Long-term Product Strategy

As I said earlier, SailPoint is a long-term company playing long-term games. One practical implication of this strategy is keeping customers happy enough to continue upgrading and investing in SailPoint's product instead of abandoning it for the next best competitor.

SailPoint has been the beneficiary of customers abandoning legacy IGA solutions. Mark McClain described this phenomenon on the earnings call:

I think in many ways, we’re seeing, as I said earlier, about the legacy displacement, kind of a steady progression. I’ve said for a number of quarters, we would love to point you to a short-term inflection there, but we just continue to see a steady progression.

In the Identity and Access Management market, keeping customers on your product is a lot harder to execute than it seems. It's almost impossibly difficult — very few companies have ever pulled it off. The historical paradigm has been customers adopting a product, becoming sour due to implementation and product difficulties, moving on to the next best product, and repeating the cycle all over again.

SailPoint's interim CFO, Cam McMartin, perfectly described their strategy for avoiding this fate on the earnings call:

We like that expansion motion with our installed base because it basically signals..that the customers are happy with IdentityIQ and are investing in it as they continue to grow their identity security programs.

...we recognize retaining those customers and keeping them actively using our solutions and growing their platforms speaks on a long-term basis to what we think will be the opportunity at some point in the future to migrate them to SaaS because they’re clearly comfortable with, confident in SailPoint as their identity security solution provider.

This is basically the key to SailPoint's continued success. Very few products in this industry segment have maintained their leadership position through major technology and platform shifts. If SailPoint is able to do it for the shift from on-premise to SaaS, it will be an incredible accomplishment.

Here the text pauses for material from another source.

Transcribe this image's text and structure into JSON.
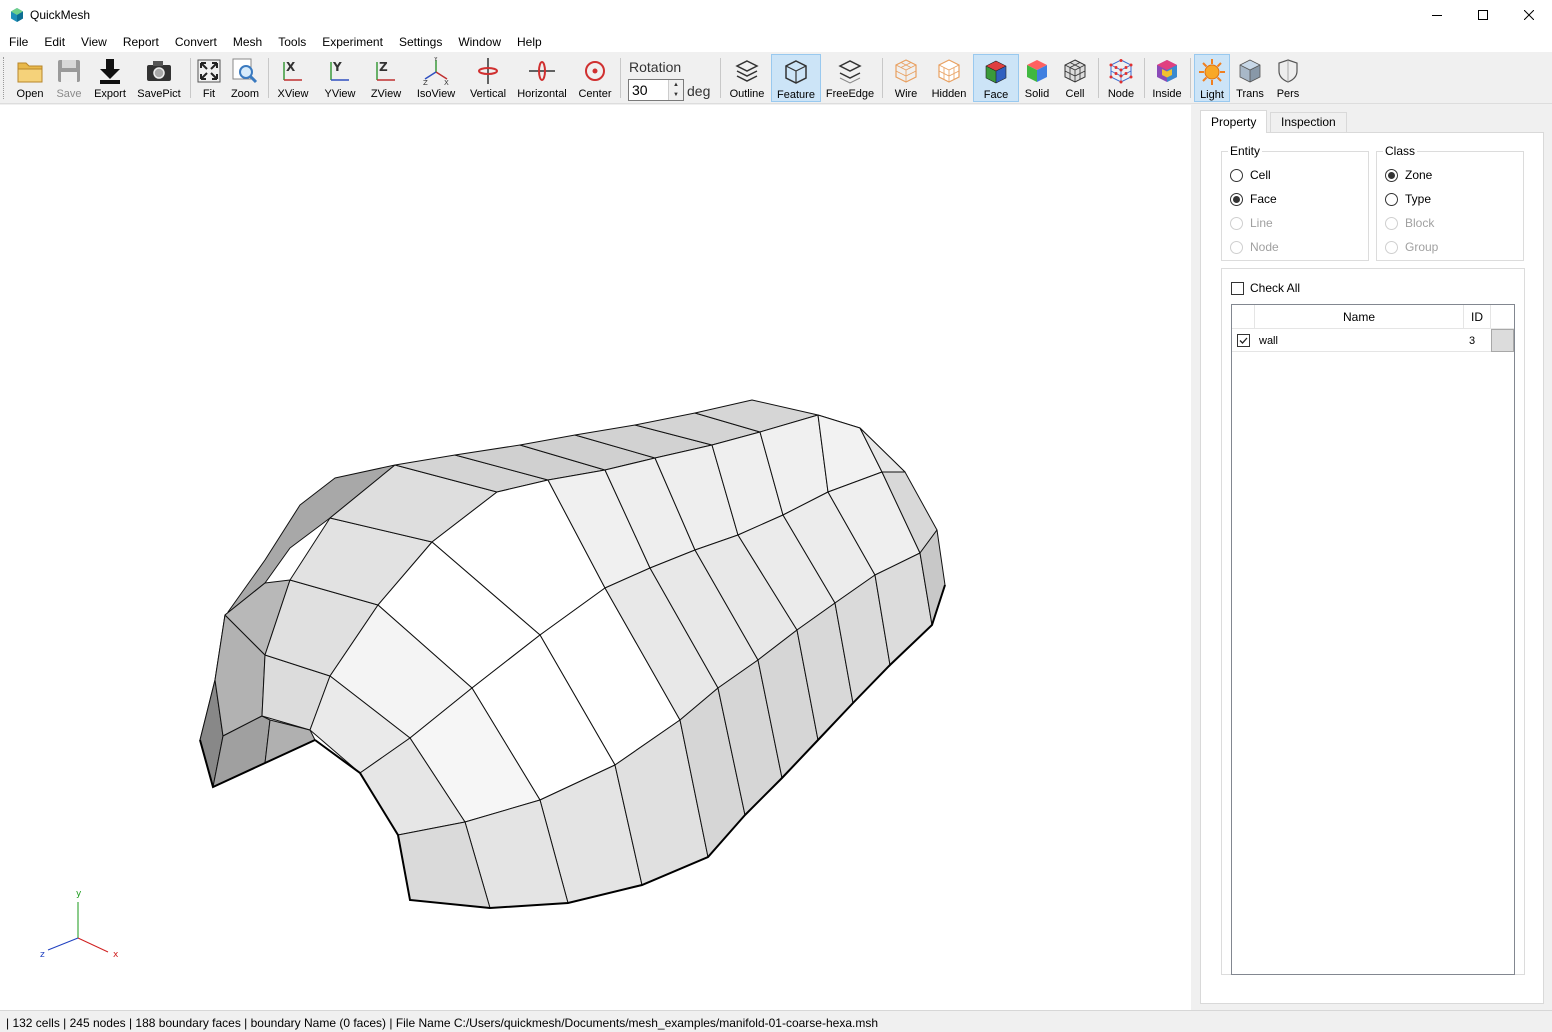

One of the ingredients that is enabling SailPoint to maintain long-term leadership in this market is focus. Mark McClain described this focus on the earnings call when responding to a question about market demands for consolidation of products:

...the more you go down market, our contention has been that that’s where there’s more pressure for that integrated single vendor solution, where, frankly, the subcomponents may or may not be as deep and rich as the mid to large enterprise would require, and they’ll make that trade-off for a single vendor solution with maybe a little less depth and breadth of the solution.

...we aren’t feeling significant pressure there to move off of our strategy of increasing the breadth of our solution and the core issues again, we’ve highlighted this.

...at our scope and scale, they want us to integrate with their preferred vendors for those other solutions, but they aren’t necessarily pressuring us in our core markets to be consolidated to a single vendor solution.

SailPoint is surprisingly comfortable with staying in their lane. Instead of chasing after bright and shiny objects in adjacent markets (like PAM and SSO), they just keep plugging away at building their core platform. Things are going to get interesting as Okta's new IGA product starts encroaching into SailPoint's territory in 2022 and beyond.

Pricing

Finally, a quick note on pricing because it's a quick and interesting case study about market leadership. When a company is a clear market leader — like SailPoint is for IGA — they can price their products at a premium and maintain their position against competitors.

So, exactly like what Mark McClain describes here:

People recognize our strength in the market, we tend to command a premium price. We do get a lot of price pressure in the market. Honestly, we’ve talked about that before, but we’re I think able to hold that price point pretty well because of the perceived superiority of the solution.

That's good for investors and "bad" for customers hoping to negotiate. I say "bad" loosely because product selection needs to consider more factors than price alone. You get what you pay for. SailPoint is the best product in this part of the market right now.